Security Best Practices
- Don't Share OTPs: OTPs are meant to be confidential. Never share them with anyone, including friends or family. Legitimate service providers will never ask for your OTPs.
- Verify Recipient: Double-check that you are entering OTPs on legitimate websites or apps. Verify the authenticity of the request before providing any codes.
- Beware of Phishing Attempts: Be cautious of phishing emails, messages, or websites that attempt to trick you into providing OTPs. Always verify the legitimacy of the communication and source before entering any codes.
- Secure Email Accounts: Since many accounts use email for password recovery or OTP delivery, ensure the security of your email account. Use strong passwords, enable 2FA, and monitor for any unusual activity.
- Logout When Not in Use: Always log out from accounts, especially on shared or public devices. This ensures that even if an OTP has been used, an attacker cannot gain access to your account without the current OTP.
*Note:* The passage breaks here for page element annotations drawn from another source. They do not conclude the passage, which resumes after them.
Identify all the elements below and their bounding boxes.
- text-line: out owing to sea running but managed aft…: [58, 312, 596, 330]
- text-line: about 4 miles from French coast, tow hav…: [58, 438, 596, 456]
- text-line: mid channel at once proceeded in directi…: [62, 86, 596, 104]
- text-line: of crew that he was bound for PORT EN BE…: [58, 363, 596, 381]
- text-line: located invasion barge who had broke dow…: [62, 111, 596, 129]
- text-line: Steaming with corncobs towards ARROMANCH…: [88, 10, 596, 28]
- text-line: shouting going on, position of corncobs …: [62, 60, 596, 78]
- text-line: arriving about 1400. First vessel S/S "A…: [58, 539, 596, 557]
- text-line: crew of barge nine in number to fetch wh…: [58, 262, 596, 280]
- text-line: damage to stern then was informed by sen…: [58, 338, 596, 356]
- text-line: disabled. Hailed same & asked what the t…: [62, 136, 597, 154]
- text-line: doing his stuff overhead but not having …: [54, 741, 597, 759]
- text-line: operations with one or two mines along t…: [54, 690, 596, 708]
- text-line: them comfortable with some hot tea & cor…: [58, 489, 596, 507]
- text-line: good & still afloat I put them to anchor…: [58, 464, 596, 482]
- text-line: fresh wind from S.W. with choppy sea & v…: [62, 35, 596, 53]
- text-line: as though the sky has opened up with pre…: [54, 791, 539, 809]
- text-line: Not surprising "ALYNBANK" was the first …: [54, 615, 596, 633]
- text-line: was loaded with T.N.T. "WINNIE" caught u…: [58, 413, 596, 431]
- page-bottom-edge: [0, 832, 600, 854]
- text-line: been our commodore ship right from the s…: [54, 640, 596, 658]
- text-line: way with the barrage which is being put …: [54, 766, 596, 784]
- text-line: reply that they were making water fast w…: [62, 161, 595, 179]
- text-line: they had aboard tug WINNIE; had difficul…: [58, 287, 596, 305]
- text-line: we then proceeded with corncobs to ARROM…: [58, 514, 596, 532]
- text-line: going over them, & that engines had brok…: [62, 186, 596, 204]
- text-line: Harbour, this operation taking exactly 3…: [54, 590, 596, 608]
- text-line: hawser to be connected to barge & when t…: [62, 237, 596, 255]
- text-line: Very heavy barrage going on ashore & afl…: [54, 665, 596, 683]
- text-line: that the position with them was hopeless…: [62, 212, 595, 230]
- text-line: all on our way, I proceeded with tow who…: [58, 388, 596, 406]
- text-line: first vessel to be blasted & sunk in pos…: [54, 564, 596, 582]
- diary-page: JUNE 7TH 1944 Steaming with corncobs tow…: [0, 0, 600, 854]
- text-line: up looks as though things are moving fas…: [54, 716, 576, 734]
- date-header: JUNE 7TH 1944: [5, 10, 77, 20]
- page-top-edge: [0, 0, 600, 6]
Resolving Connection Errors with Third-Party Apps
If you are experiencing issues with OTPs when using third-party links, there are a few troubleshooting steps you can take. One solution is to try unlinking and relinking your third-party accounts to correct any connectivity issues. Additionally, it's important to eliminate redundant OTP requests by setting up device registration. Manually registering your device will ensure you only receive OTPs when necessary and reduce the likelihood of encountering issues with third-party links. If you continue to experience problems, reaching out to the support team from the specific third-party service you are using may be helpful.
Some known examples of where this might occur include QuickBooks, Quicken, Coinbase (and other cryptos), Every Dollar, and Mint.